Duke Energy Carolinas proposes fuel-related charge increase for first time since 2011

Published on March 14, 2017 by Daily Energy Insider Reports

For the first time since 2011, Duke Energy Carolinas customers will see an increase in monthly energy bills due to fuel-related costs, if the North Carolina Utilities Commission (NCUC) approves this year’s fuel-costs recovery filing recently filed by the company.

This year’s increase comes primarily from a net loss from the sale of generation byproducts, including coal ash and gypsum. Although the sales resulted in the net loss, reusing byproducts can provide savings to customers when compared to other disposal processes.

The residential increase is also due to increased participation in programs for reducing customers’ energy usage. Increased program costs and participation, along with the effect of fewer non-residential customers participating in the company’s rider, caused an increase for non-residential customers.

The company filed for a decrease in the charge to customers for the cost of complying with North Carolina’s renewable energy portfolio standard (REPS), predominantly because of an over-collection in REPS cost for the 2016 true-up period.

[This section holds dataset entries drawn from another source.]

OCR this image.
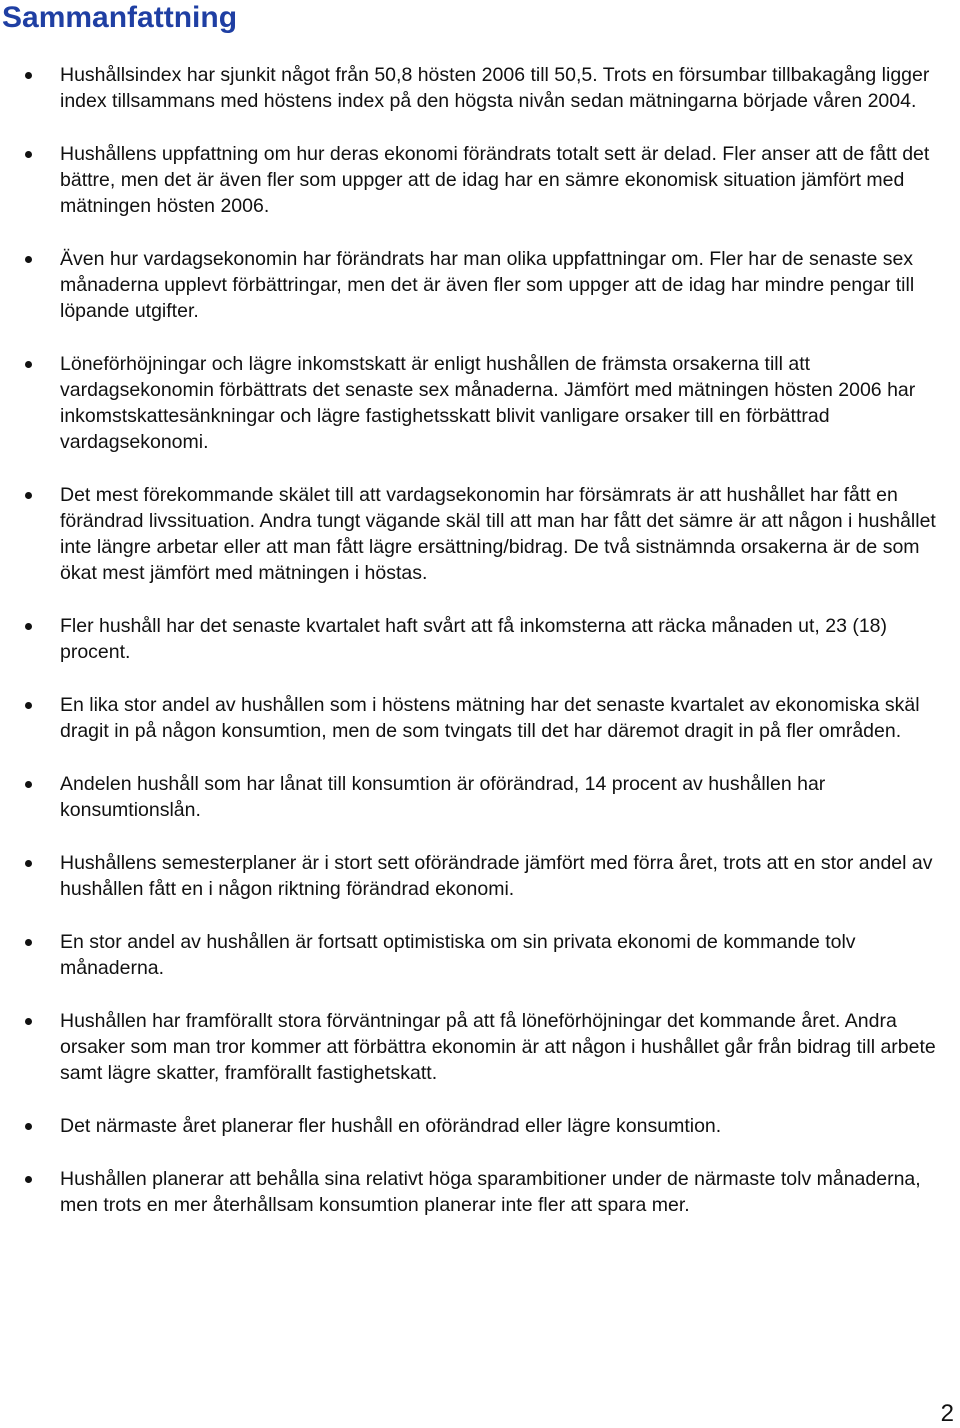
Sammanfattning
Hushållsindex har sjunkit något från 50,8 hösten 2006 till 50,5. Trots en försumbar tillbakagång ligger index tillsammans med höstens index på den högsta nivån sedan mätningarna började våren 2004.
Hushållens uppfattning om hur deras ekonomi förändrats totalt sett är delad. Fler anser att de fått det bättre, men det är även fler som uppger att de idag har en sämre ekonomisk situation jämfört med mätningen hösten 2006.
Även hur vardagsekonomin har förändrats har man olika uppfattningar om. Fler har de senaste sex månaderna upplevt förbättringar, men det är även fler som uppger att de idag har mindre pengar till löpande utgifter.
Löneförhöjningar och lägre inkomstskatt är enligt hushållen de främsta orsakerna till att vardagsekonomin förbättrats det senaste sex månaderna. Jämfört med mätningen hösten 2006 har inkomstskattesänkningar och lägre fastighetsskatt blivit vanligare orsaker till en förbättrad vardagsekonomi.
Det mest förekommande skälet till att vardagsekonomin har försämrats är att hushållet har fått en förändrad livssituation. Andra tungt vägande skäl till att man har fått det sämre är att någon i hushållet inte längre arbetar eller att man fått lägre ersättning/bidrag. De två sistnämnda orsakerna är de som ökat mest jämfört med mätningen i höstas.
Fler hushåll har det senaste kvartalet haft svårt att få inkomsterna att räcka månaden ut, 23 (18) procent.
En lika stor andel av hushållen som i höstens mätning har det senaste kvartalet av ekonomiska skäl dragit in på någon konsumtion, men de som tvingats till det har däremot dragit in på fler områden.
Andelen hushåll som har lånat till konsumtion är oförändrad, 14 procent av hushållen har konsumtionslån.
Hushållens semesterplaner är i stort sett oförändrade jämfört med förra året, trots att en stor andel av hushållen fått en i någon riktning förändrad ekonomi.
En stor andel av hushållen är fortsatt optimistiska om sin privata ekonomi de kommande tolv månaderna.
Hushållen har framförallt stora förväntningar på att få löneförhöjningar det kommande året. Andra orsaker som man tror kommer att förbättra ekonomin är att någon i hushållet går från bidrag till arbete samt lägre skatter, framförallt fastighetskatt.
Det närmaste året planerar fler hushåll en oförändrad eller lägre konsumtion.
Hushållen planerar att behålla sina relativt höga sparambitioner under de närmaste tolv månaderna, men trots en mer återhållsam konsumtion planerar inte fler att spara mer.
2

Duke Energy Carolinas makes filings each year for costs associated with fuel, compliance with the state’s REPS, and implementation of energy efficiency (EE) and demand-side management (DSM) programs. The fuel rate is determined by the predicted cost of fuel used to provide electric service and a true-up of the previous year’s forecast.

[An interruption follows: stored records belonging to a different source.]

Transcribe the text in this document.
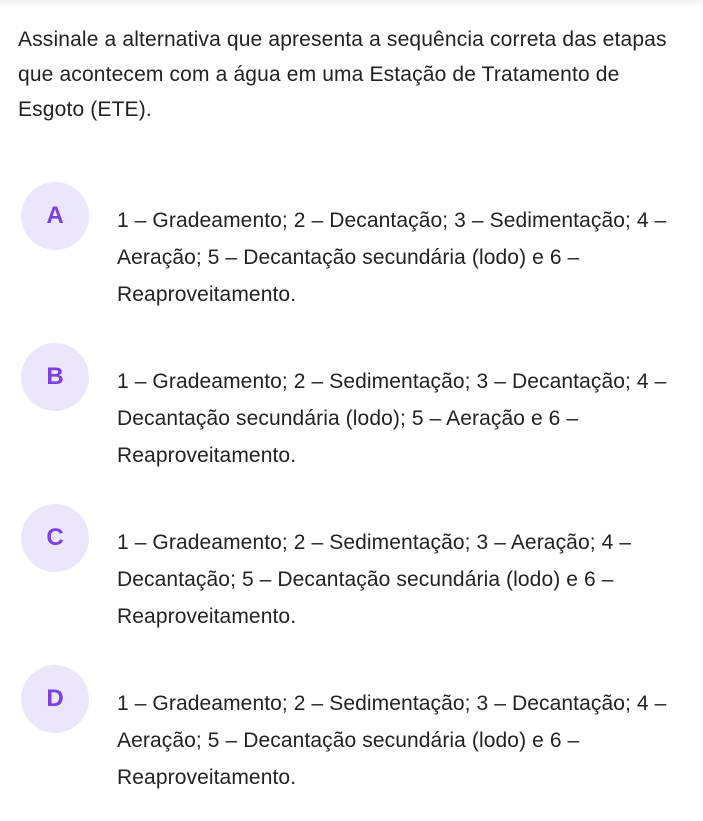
Assinale a alternativa que apresenta a sequência correta das etapas que acontecem com a água em uma Estação de Tratamento de Esgoto (ETE).
A	1 – Gradeamento; 2 – Decantação; 3 – Sedimentação; 4 – Aeração; 5 – Decantação secundária (lodo) e 6 – Reaproveitamento.
B	1 – Gradeamento; 2 – Sedimentação; 3 – Decantação; 4 – Decantação secundária (lodo); 5 – Aeração e 6 – Reaproveitamento.
C	1 – Gradeamento; 2 – Sedimentação; 3 – Aeração; 4 – Decantação; 5 – Decantação secundária (lodo) e 6 – Reaproveitamento.
D	1 – Gradeamento; 2 – Sedimentação; 3 – Decantação; 4 – Aeração; 5 – Decantação secundária (lodo) e 6 – Reaproveitamento.
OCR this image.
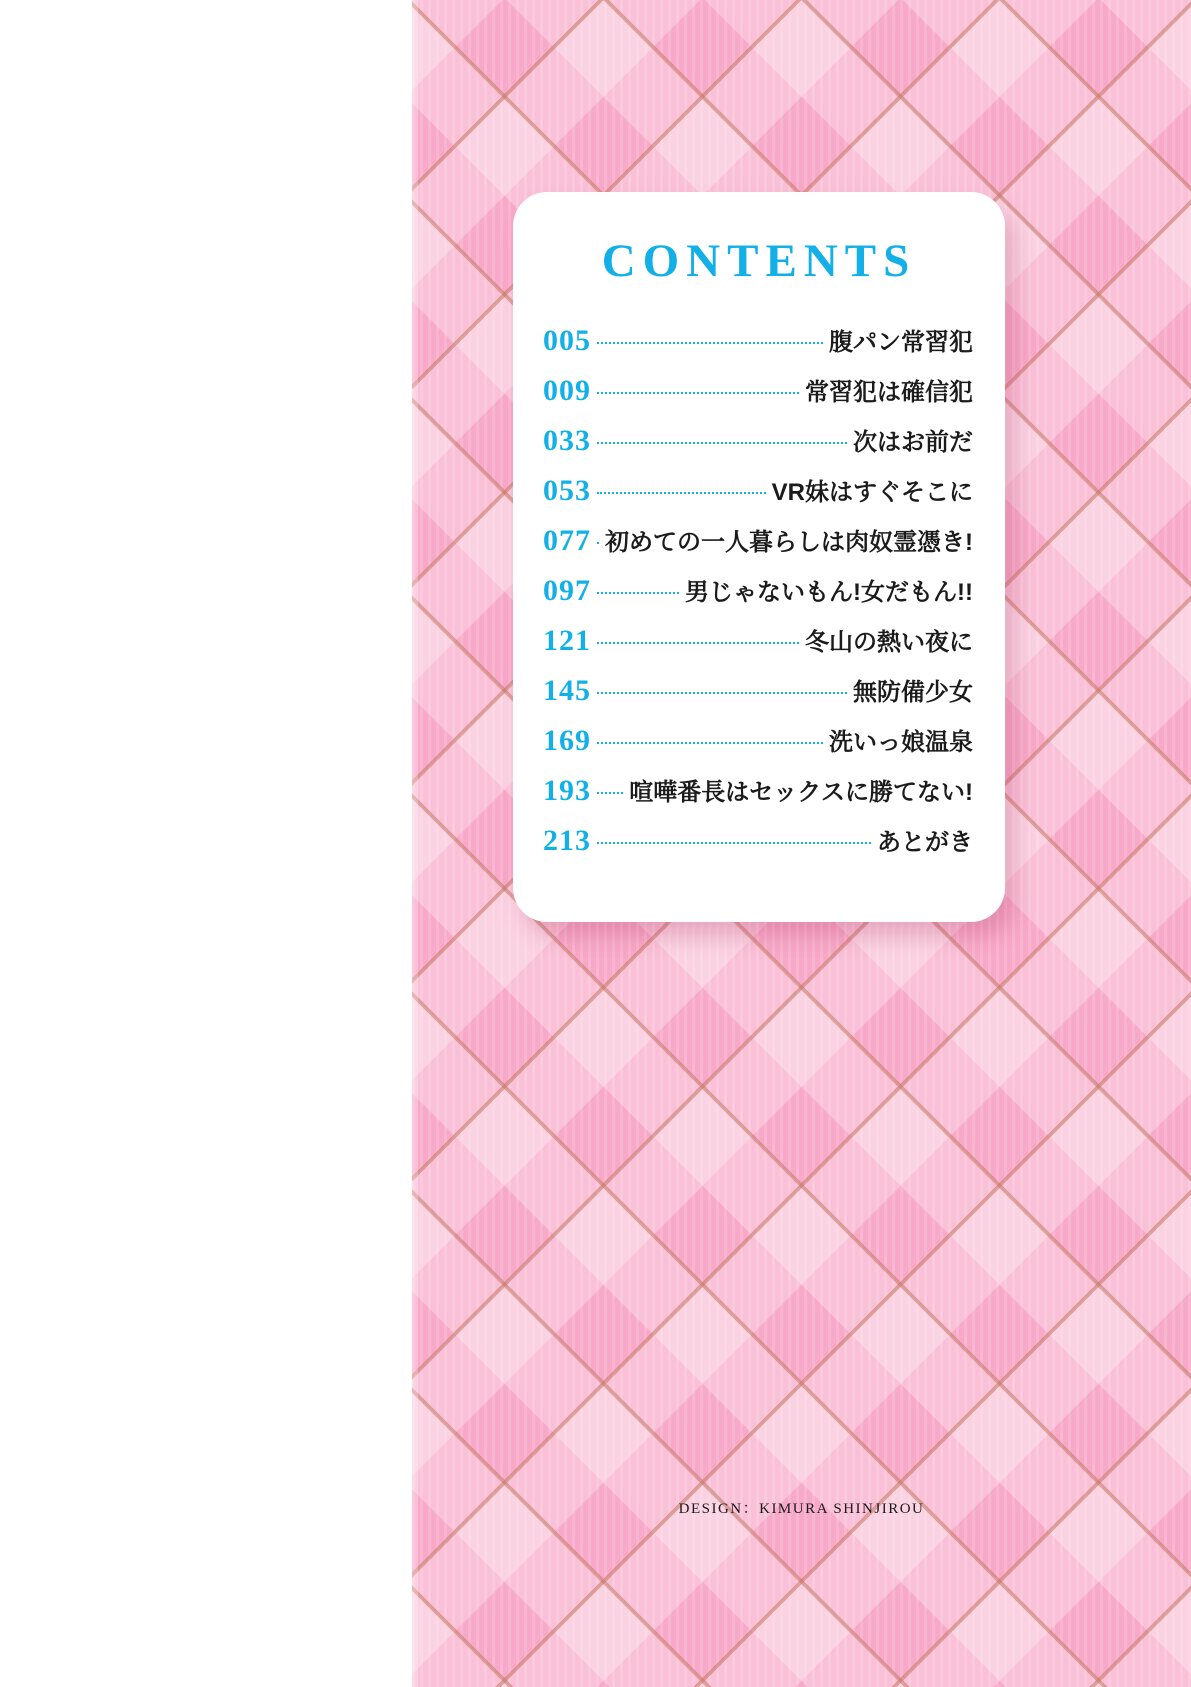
CONTENTS
005	腹パン常習犯
009	常習犯は確信犯
033	次はお前だ
053	VR妹はすぐそこに
077 初めての一人暮らしは肉奴霊憑き!
097	男じゃないもん!女だもん!!
121	冬山の熱い夜に
145	無防備少女
169	洗いっ娘温泉
193 喧嘩番長はセックスに勝てない!
213	あとがき
DESIGN：KIMURA SHINJIROU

If NCUC approves the filing, typical customers using over 1,000 kilowatt-hours per month will see an increase in their monthly bills of 2.5 percent or $2.60. The increase would affect all Duke Energy Carolinas customers in North Carolina. By law, the utility may not profit from fuel-related cost charges.

If approved, the new fuel and REPS rates will go into effect on Sept. 1, 2017. EE and DSM rates will go into effect on Jan. 1, 2018.

Last year, Duke Energy Carolina customers’ bills decreased by $3 as a result of the company’s fuel-costs recovery filing.